In the last project, it wasn't until I analyzed the training data and worked on improving it that I was able to make forward progress, so I decided to do the same here. Looking at the captured training data, I noticed that much of the data was with very small steering angles effectively driving straight, but a minority of the data was with larger steering angles that likely indicate a steering correction needed to deal with curves or recover before going off the road. In order to address this I decided to increase the number of samples that had larger steering measurement by using both the left and right camera images when the steering angle was above a given threshold. When I used the left or right camera images, I applied a correction to the steering angle to compensate for the offset of the cameras. This effectively tripled the number of samples that had large steering corrections while keeping the samples that represented driving with little correction stable. The code used to do this can be found starting at line 25 in clone.py. Also shown in the following code block:

steering_center = float(line[3])

# create adjusted steering measurements for the side camera images
correction = 0.20 # this is a parameter to tune
steering_left = steering_center + correction
steering_right = steering_center - correction

samples.append((img_center,steering_center,False)) # image_path, measurement, flip

# if the steering angle exceeds a certain threshold use the views from the left and right
# camera to train the model to accentuate the training signal.
if abs(steering_center) > 0.33:
    samples.append((img_left,steering_left,False))
    samples.append((img_right,steering_right,False))

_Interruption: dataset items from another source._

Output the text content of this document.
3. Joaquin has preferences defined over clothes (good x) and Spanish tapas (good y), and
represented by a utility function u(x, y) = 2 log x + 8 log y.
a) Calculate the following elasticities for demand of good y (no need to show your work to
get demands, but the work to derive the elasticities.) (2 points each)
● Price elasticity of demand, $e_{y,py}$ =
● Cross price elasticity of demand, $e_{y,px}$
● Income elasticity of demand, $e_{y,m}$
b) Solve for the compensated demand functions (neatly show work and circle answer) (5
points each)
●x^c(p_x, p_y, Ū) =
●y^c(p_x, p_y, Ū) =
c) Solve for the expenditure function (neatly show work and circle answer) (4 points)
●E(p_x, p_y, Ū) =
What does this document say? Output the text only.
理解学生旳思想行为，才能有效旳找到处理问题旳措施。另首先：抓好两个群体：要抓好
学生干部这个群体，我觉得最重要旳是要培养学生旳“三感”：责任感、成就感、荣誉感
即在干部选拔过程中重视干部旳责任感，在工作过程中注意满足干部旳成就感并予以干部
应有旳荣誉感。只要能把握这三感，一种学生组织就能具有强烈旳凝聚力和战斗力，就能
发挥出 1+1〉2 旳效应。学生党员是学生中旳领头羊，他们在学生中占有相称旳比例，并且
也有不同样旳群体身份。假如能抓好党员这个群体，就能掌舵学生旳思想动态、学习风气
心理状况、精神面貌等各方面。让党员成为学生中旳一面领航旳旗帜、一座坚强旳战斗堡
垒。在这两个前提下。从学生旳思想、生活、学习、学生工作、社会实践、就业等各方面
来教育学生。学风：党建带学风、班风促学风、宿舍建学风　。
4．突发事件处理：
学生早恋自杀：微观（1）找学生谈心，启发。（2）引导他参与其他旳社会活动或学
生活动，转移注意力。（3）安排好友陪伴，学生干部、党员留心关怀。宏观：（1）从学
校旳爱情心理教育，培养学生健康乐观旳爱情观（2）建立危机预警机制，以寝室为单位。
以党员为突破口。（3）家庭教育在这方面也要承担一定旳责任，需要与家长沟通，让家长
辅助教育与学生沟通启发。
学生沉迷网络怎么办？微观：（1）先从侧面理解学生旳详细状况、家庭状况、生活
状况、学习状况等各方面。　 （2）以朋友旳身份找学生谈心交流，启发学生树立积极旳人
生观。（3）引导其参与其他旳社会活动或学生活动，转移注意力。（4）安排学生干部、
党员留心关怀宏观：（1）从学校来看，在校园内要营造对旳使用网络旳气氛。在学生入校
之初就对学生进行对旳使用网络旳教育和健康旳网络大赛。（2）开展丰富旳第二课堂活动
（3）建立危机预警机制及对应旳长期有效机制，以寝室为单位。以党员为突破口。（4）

With this one change I was able to successfully navigate the track. Here are the steering angle distributions before and after augmentation:

The model for navigating track 1 can be found in the file, model.h5. A video of this model successfully navigating track 1 can be found in the file, video.mp4. Here is a link to the same video on youtube.

Track 1

Track 2

Track 2 was quite challenging. Given the much more difficult track with many more curves, inclines and a center lane line, the model that I trained solely on track 1 data was not able to deal with this new environment. So I set out to capture additional training data from track 2. I had originaly wanted to try and capture training data that kept to the correct lane while navigating the track, but given my lack of skill at keyboard driving, I was unable to accomplish this feat. I resorted to driving track 2 straddling the center line.

After successfully capturing the new training data, I tried to train a single model using both track 1 and track 2 data combined, but the center lane line on track 2 caused the model to learn to drive straddling a lane line. This caused the model to drive on the side lane lines when used on track 1. I decided at that point to just train a separate model for track 2 using just track 2 training data. This worked well and the resulting model was able to navigate track 2 on the first attempt, which was quite exciting. I decided to stop at this point. But I am interested in experimenting with getting a single model that can generalize to both tracks in the future. In order for this to happen I think I would need a way to get better training data that kept to a single lane on track 2.